Research Information System
8th International Conference on Materials Science and Nanotechnology For Next Generation, Elazığ, Turkey, 14 - 16 July 2021, pp.134
The shot
peening process has been widely utilized as a surface treatment to improve the
fatigue strength of the parts used in the automotive, aerospace, and aircraft
industries. Residual compressive stress is formed on the surface of the target
metal after the process that enhances the fatigue life of the part and reduces
maintenance costs. Although there have been numerous experimental studies on
the shot peening process, computational analyses are limited. Within this study, the shot peening process
is simulated by the finite element method (FEM) and smoothed-particles
hydrodynamics (SPH). The Johnson-Cook hardening model is used to define the
high strain-rate behavior of the 7075-T6 Al alloy, and the Hugoniot equation of
state formulation is used to describe steel shots. Verification of the FEM is
conducted through comparison analyses results with an experimental study in the
literature.
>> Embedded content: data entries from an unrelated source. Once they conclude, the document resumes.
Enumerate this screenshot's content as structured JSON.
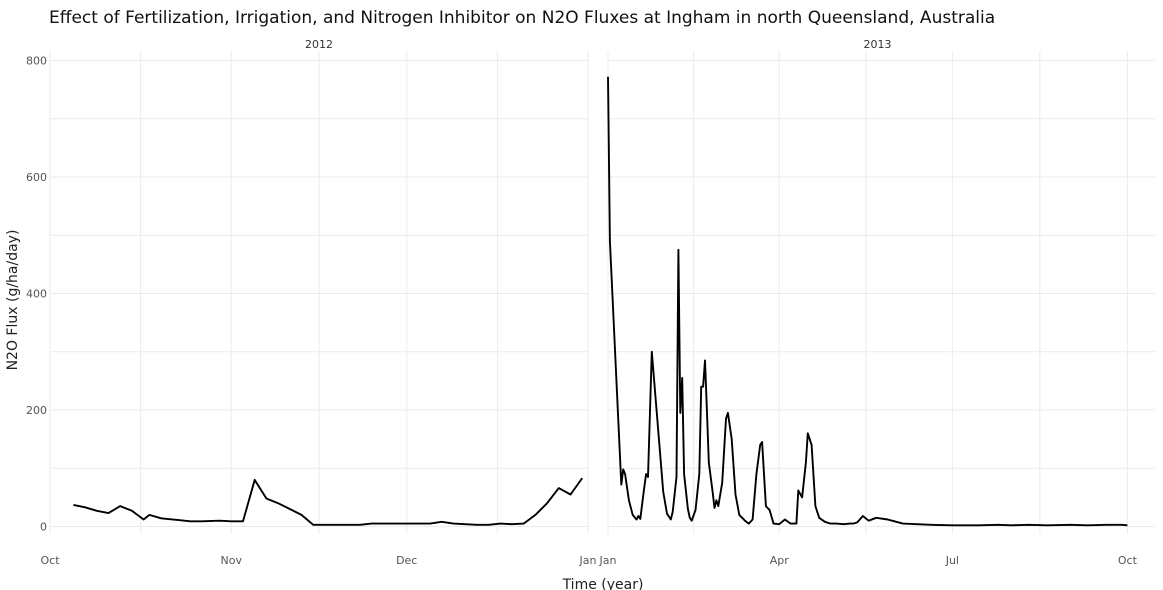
{
  "chart_data": {
    "type": "line",
    "title": "Effect of Fertilization, Irrigation, and Nitrogen Inhibitor on N2O Fluxes at Ingham in north Queensland, Australia",
    "xlabel": "Time (year)",
    "ylabel": "N2O Flux (g/ha/day)",
    "ylim": [
      0,
      800
    ],
    "yticks": [
      0,
      200,
      400,
      600,
      800
    ],
    "grid": true,
    "facets": [
      {
        "label": "2012",
        "xlim": [
          "2012-10-01",
          "2013-01-01"
        ],
        "xticks": [
          {
            "date": "2012-10-01",
            "label": "Oct"
          },
          {
            "date": "2012-11-01",
            "label": "Nov"
          },
          {
            "date": "2012-12-01",
            "label": "Dec"
          },
          {
            "date": "2013-01-01",
            "label": "Jan"
          }
        ],
        "x": [
          "2012-10-05",
          "2012-10-07",
          "2012-10-09",
          "2012-10-11",
          "2012-10-13",
          "2012-10-15",
          "2012-10-17",
          "2012-10-18",
          "2012-10-20",
          "2012-10-21",
          "2012-10-23",
          "2012-10-25",
          "2012-10-27",
          "2012-10-30",
          "2012-11-01",
          "2012-11-03",
          "2012-11-05",
          "2012-11-07",
          "2012-11-09",
          "2012-11-11",
          "2012-11-13",
          "2012-11-15",
          "2012-11-17",
          "2012-11-19",
          "2012-11-21",
          "2012-11-23",
          "2012-11-25",
          "2012-11-27",
          "2012-11-29",
          "2012-12-01",
          "2012-12-03",
          "2012-12-05",
          "2012-12-07",
          "2012-12-09",
          "2012-12-11",
          "2012-12-13",
          "2012-12-15",
          "2012-12-17",
          "2012-12-19",
          "2012-12-21",
          "2012-12-23",
          "2012-12-25",
          "2012-12-27",
          "2012-12-29",
          "2012-12-31"
        ],
        "y": [
          37,
          33,
          27,
          23,
          35,
          27,
          12,
          20,
          14,
          13,
          11,
          9,
          9,
          10,
          9,
          9,
          80,
          48,
          40,
          30,
          20,
          3,
          3,
          3,
          3,
          3,
          5,
          5,
          5,
          5,
          5,
          5,
          8,
          5,
          4,
          3,
          3,
          5,
          4,
          5,
          20,
          40,
          66,
          55,
          83
        ]
      },
      {
        "label": "2013",
        "xlim": [
          "2013-01-01",
          "2013-10-05"
        ],
        "xticks": [
          {
            "date": "2013-01-01",
            "label": "Jan"
          },
          {
            "date": "2013-04-01",
            "label": "Apr"
          },
          {
            "date": "2013-07-01",
            "label": "Jul"
          },
          {
            "date": "2013-10-01",
            "label": "Oct"
          }
        ],
        "x": [
          "2013-01-01",
          "2013-01-02",
          "2013-01-08",
          "2013-01-09",
          "2013-01-10",
          "2013-01-12",
          "2013-01-14",
          "2013-01-16",
          "2013-01-17",
          "2013-01-18",
          "2013-01-20",
          "2013-01-21",
          "2013-01-22",
          "2013-01-24",
          "2013-01-27",
          "2013-01-30",
          "2013-02-01",
          "2013-02-03",
          "2013-02-04",
          "2013-02-06",
          "2013-02-07",
          "2013-02-08",
          "2013-02-09",
          "2013-02-10",
          "2013-02-12",
          "2013-02-13",
          "2013-02-14",
          "2013-02-16",
          "2013-02-18",
          "2013-02-19",
          "2013-02-20",
          "2013-02-21",
          "2013-02-22",
          "2013-02-23",
          "2013-02-25",
          "2013-02-26",
          "2013-02-27",
          "2013-02-28",
          "2013-03-02",
          "2013-03-04",
          "2013-03-05",
          "2013-03-07",
          "2013-03-09",
          "2013-03-11",
          "2013-03-14",
          "2013-03-16",
          "2013-03-18",
          "2013-03-20",
          "2013-03-22",
          "2013-03-23",
          "2013-03-25",
          "2013-03-27",
          "2013-03-29",
          "2013-04-01",
          "2013-04-04",
          "2013-04-07",
          "2013-04-10",
          "2013-04-11",
          "2013-04-13",
          "2013-04-15",
          "2013-04-16",
          "2013-04-18",
          "2013-04-20",
          "2013-04-22",
          "2013-04-25",
          "2013-04-28",
          "2013-05-01",
          "2013-05-05",
          "2013-05-08",
          "2013-05-10",
          "2013-05-12",
          "2013-05-15",
          "2013-05-18",
          "2013-05-22",
          "2013-05-28",
          "2013-06-05",
          "2013-06-20",
          "2013-07-01",
          "2013-07-15",
          "2013-07-25",
          "2013-08-01",
          "2013-08-10",
          "2013-08-20",
          "2013-09-01",
          "2013-09-10",
          "2013-09-20",
          "2013-09-28",
          "2013-10-01"
        ],
        "y": [
          772,
          490,
          72,
          98,
          90,
          45,
          20,
          12,
          18,
          13,
          65,
          90,
          85,
          300,
          180,
          60,
          22,
          12,
          25,
          85,
          475,
          195,
          255,
          90,
          30,
          15,
          10,
          28,
          90,
          240,
          240,
          285,
          200,
          110,
          60,
          32,
          45,
          35,
          75,
          185,
          195,
          150,
          55,
          20,
          10,
          5,
          12,
          90,
          140,
          145,
          35,
          28,
          5,
          4,
          12,
          5,
          5,
          62,
          50,
          110,
          160,
          140,
          35,
          15,
          8,
          5,
          5,
          4,
          5,
          5,
          7,
          18,
          10,
          15,
          12,
          5,
          3,
          2,
          2,
          3,
          2,
          3,
          2,
          3,
          2,
          3,
          3,
          2
        ]
      }
    ]
  }
}
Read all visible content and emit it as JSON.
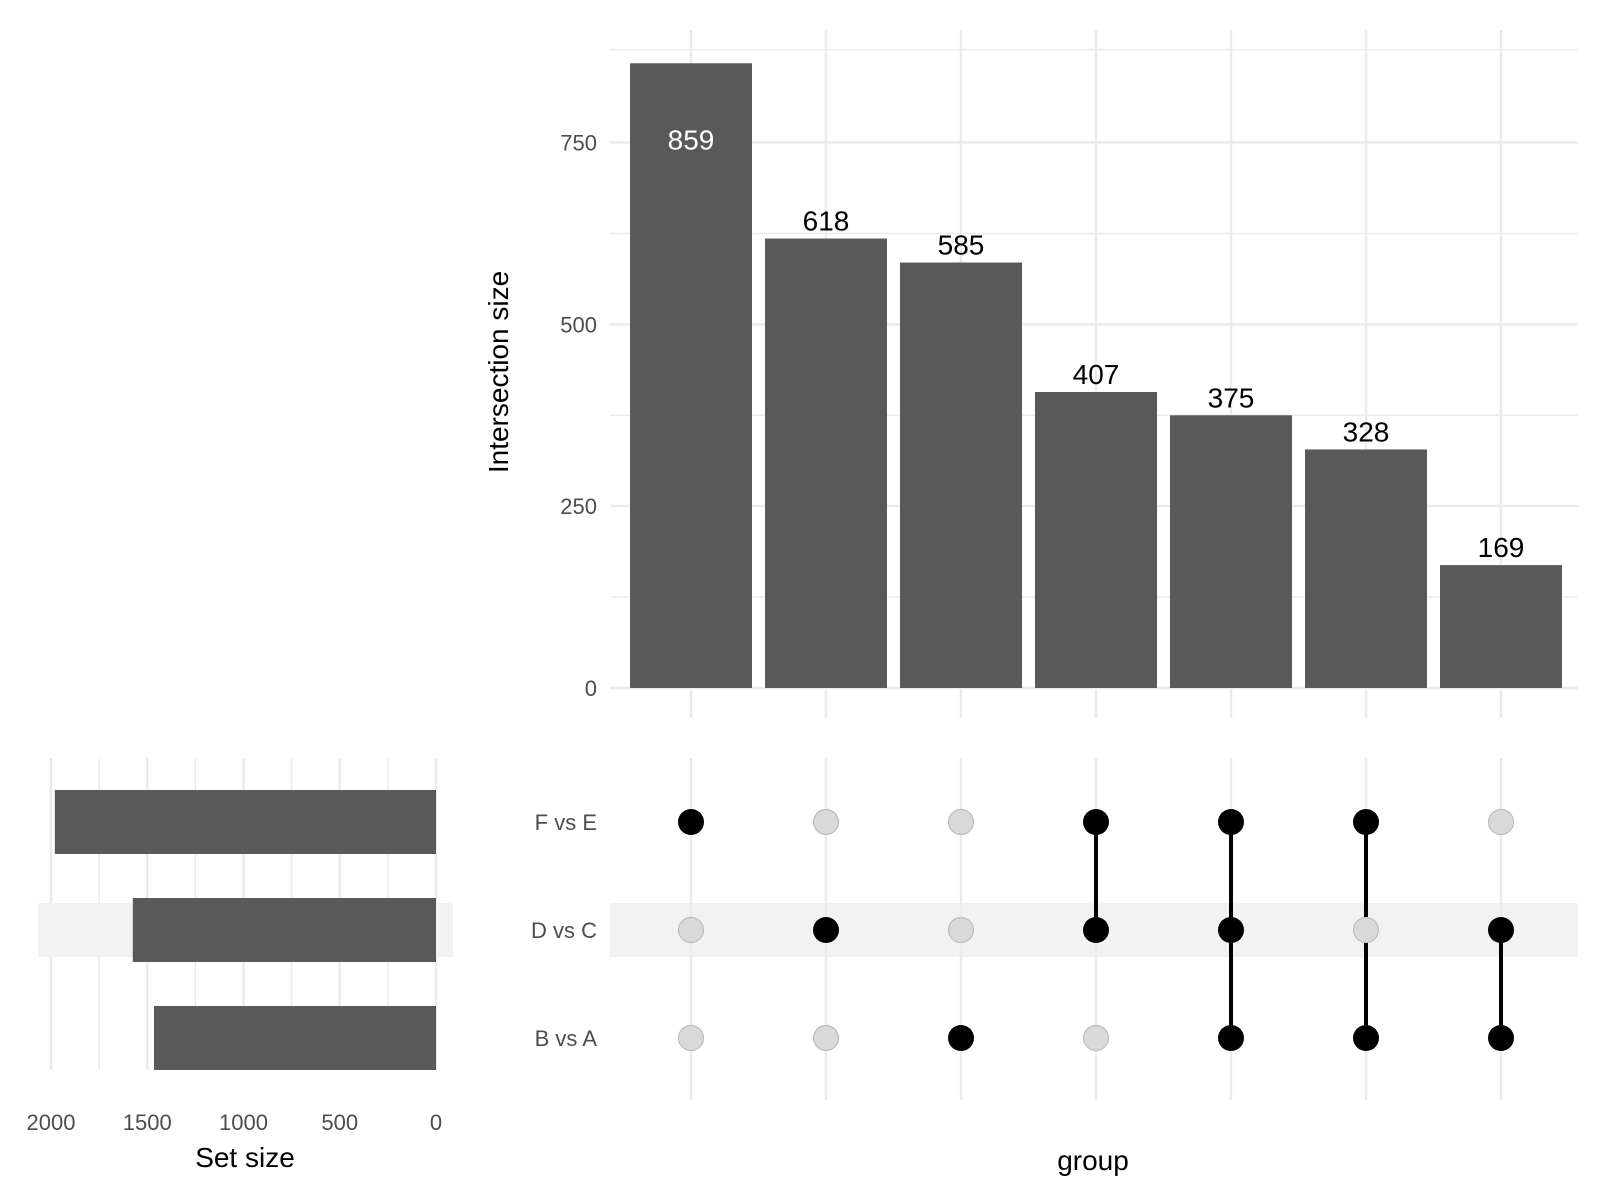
{
  "chart_data": {
    "type": "upset",
    "intersections": {
      "ylabel": "Intersection size",
      "xlabel": "group",
      "yticks": [
        0,
        250,
        500,
        750
      ],
      "ylim": [
        0,
        880
      ],
      "grid": true,
      "bar_color": "#595959",
      "bars": [
        {
          "value": 859,
          "label": "859",
          "sets": [
            "F vs E"
          ]
        },
        {
          "value": 618,
          "label": "618",
          "sets": [
            "D vs C"
          ]
        },
        {
          "value": 585,
          "label": "585",
          "sets": [
            "B vs A"
          ]
        },
        {
          "value": 407,
          "label": "407",
          "sets": [
            "F vs E",
            "D vs C"
          ]
        },
        {
          "value": 375,
          "label": "375",
          "sets": [
            "F vs E",
            "D vs C",
            "B vs A"
          ]
        },
        {
          "value": 328,
          "label": "328",
          "sets": [
            "F vs E",
            "B vs A"
          ]
        },
        {
          "value": 169,
          "label": "169",
          "sets": [
            "D vs C",
            "B vs A"
          ]
        }
      ]
    },
    "sets": {
      "xlabel": "Set size",
      "xticks": [
        2000,
        1500,
        1000,
        500,
        0
      ],
      "xlim": [
        0,
        2000
      ],
      "reversed": true,
      "bar_color": "#595959",
      "items": [
        {
          "name": "F vs E",
          "value": 1980
        },
        {
          "name": "D vs C",
          "value": 1575
        },
        {
          "name": "B vs A",
          "value": 1465
        }
      ]
    },
    "matrix": {
      "active_color": "#000000",
      "inactive_color": "#d9d9d9",
      "highlight_row": "D vs C",
      "highlight_color": "#f2f2f2"
    }
  }
}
The effect of average particle size and shot velocity on the
residual stress distribution of the treated alloy is analyzed. The results put
forth that the compressive residual stress formed on the base metal shows an
increase at the higher shot velocities. Also, larger particles deepen the
plastic deformation region and thus, yield higher values of compressive
residual stress. The research outcomes
would be beneficial for a better understanding of the influence of shot peening
parameters on the fatigue life assessment of the shot-peened parts.